Explanation: The result n = 63.77 means round UP to 64 per group, or 128 total. Always round up: rounding down would leave you short of 80 percent power. Note type = "two.sample" is critical; the default is "two.sample" but spelling it out prevents bugs when colleagues read your code. For unequal group sizes use pwr.t2n.test() and supply n1 and n2 directly. To bracket sensitivity, recompute at d = 0.4 and 0.6 to show how n explodes for smaller anticipated effects.

Explanation: Observed power = 0.48 explains exactly why the p-value (0.06) hovered just above 0.05: the design had less than a coin-flip chance of detecting the very effect it observed. Many journals now ask authors NOT to report post-hoc power because it is mathematically equivalent to the p-value and offers no extra information. The legitimate use is exactly what we did here: to justify a larger replication study, not to retroactively explain a non-significant result.

Explanation: A clinical workflow is rarely "run one test." You sequence a normality screen on the DIFFERENCES (not the raw before/after, which can each be non-normal even when their pairwise differences are normal), then the paired test, then a CI. Wrapping all three in a list keeps everything together for downstream kable() or gtsummary rendering. The CI for the mean change is the natural way to communicate effect magnitude to clinicians; p-values alone are not actionable in a clinical setting.

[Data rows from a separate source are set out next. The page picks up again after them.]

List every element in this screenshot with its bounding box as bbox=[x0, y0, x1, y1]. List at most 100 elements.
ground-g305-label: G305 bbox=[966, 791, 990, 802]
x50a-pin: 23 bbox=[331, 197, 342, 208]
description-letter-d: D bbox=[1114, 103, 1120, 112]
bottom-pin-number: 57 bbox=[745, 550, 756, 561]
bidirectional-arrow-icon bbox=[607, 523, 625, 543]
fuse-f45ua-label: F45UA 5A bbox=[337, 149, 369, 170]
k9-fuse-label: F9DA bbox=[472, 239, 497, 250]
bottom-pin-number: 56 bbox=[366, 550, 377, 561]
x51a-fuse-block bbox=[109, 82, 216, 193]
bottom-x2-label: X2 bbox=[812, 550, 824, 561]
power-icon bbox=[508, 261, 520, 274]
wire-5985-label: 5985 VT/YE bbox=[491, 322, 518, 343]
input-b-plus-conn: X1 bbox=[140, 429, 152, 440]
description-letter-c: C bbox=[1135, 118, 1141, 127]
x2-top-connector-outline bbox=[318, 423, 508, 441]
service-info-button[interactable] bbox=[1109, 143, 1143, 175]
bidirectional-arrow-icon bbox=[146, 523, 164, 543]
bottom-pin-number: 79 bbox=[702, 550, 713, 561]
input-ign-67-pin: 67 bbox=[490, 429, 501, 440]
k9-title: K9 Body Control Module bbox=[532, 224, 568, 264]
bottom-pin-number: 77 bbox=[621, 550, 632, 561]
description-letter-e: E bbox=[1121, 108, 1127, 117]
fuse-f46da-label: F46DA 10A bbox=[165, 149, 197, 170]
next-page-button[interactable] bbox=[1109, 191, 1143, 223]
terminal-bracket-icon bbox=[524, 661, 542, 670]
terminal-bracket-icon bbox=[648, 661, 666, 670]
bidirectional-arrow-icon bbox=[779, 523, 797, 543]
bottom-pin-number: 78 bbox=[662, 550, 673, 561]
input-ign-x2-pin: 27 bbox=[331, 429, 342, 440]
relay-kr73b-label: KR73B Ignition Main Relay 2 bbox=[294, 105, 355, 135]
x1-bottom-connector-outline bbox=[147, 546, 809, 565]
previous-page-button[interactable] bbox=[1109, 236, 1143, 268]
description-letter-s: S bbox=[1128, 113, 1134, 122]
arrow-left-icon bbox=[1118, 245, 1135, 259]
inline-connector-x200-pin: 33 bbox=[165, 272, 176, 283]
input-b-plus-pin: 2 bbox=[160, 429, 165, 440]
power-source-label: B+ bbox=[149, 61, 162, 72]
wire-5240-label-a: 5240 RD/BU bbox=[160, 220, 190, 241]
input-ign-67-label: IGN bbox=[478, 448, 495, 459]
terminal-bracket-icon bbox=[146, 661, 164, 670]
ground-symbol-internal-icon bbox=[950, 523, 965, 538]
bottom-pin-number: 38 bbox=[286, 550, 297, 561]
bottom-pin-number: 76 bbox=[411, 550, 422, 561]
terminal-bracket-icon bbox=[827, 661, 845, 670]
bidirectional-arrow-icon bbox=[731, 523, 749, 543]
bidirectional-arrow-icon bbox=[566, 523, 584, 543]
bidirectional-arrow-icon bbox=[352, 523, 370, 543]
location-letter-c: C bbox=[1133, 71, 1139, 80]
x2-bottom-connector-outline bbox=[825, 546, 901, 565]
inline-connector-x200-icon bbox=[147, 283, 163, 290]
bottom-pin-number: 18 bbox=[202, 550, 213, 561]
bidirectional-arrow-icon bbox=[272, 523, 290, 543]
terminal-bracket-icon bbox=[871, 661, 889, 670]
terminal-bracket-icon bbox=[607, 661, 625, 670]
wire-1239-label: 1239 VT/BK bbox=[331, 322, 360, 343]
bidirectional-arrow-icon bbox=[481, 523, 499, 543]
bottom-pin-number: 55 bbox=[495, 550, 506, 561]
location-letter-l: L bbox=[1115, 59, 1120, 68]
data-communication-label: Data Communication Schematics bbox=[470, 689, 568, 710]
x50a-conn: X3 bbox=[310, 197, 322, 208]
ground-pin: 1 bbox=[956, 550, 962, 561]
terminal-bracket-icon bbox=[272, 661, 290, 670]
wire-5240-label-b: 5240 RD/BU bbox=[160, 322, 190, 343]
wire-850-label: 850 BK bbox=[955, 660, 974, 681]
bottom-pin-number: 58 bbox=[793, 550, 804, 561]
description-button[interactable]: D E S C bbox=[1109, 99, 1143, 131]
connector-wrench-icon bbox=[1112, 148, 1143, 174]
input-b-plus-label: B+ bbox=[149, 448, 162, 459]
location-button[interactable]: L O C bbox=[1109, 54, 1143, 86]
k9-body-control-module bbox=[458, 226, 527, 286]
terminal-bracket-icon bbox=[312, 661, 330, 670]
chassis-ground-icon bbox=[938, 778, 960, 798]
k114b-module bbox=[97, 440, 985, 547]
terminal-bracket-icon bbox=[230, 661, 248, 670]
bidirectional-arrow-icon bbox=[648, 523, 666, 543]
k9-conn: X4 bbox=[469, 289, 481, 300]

Explanation: Two practical points for A/B tests. First, gamma-distributed revenue violates normality; the CLT rescues a t-test at n = 750 and 250, but for n < ~50 per arm you should use a Mann-Whitney or a permutation test instead. Second, the one-sided test halves the two-sided p-value only when the observed sign matches the hypothesis. Pre-register one-sidedness; post-hoc switching is p-hacking. Many companies report both two-sided p-values and a separate predicted direction in dashboards.

Explanation: Reporters that wrap repeated stats output pay for themselves after the third paste. APA style asks for italic t and df; in markdown you would wrap the t and df in underscores. For p-values below 0.001 the convention is to print "p < 0.001" rather than the exact tiny value, which a robust function would handle with if (h$p.value < 0.001) "p < .001" else sprintf("p = %.3f", h$p.value). Pairing this with broom::tidy() gives you a tibble row per test, ideal for batch reporting.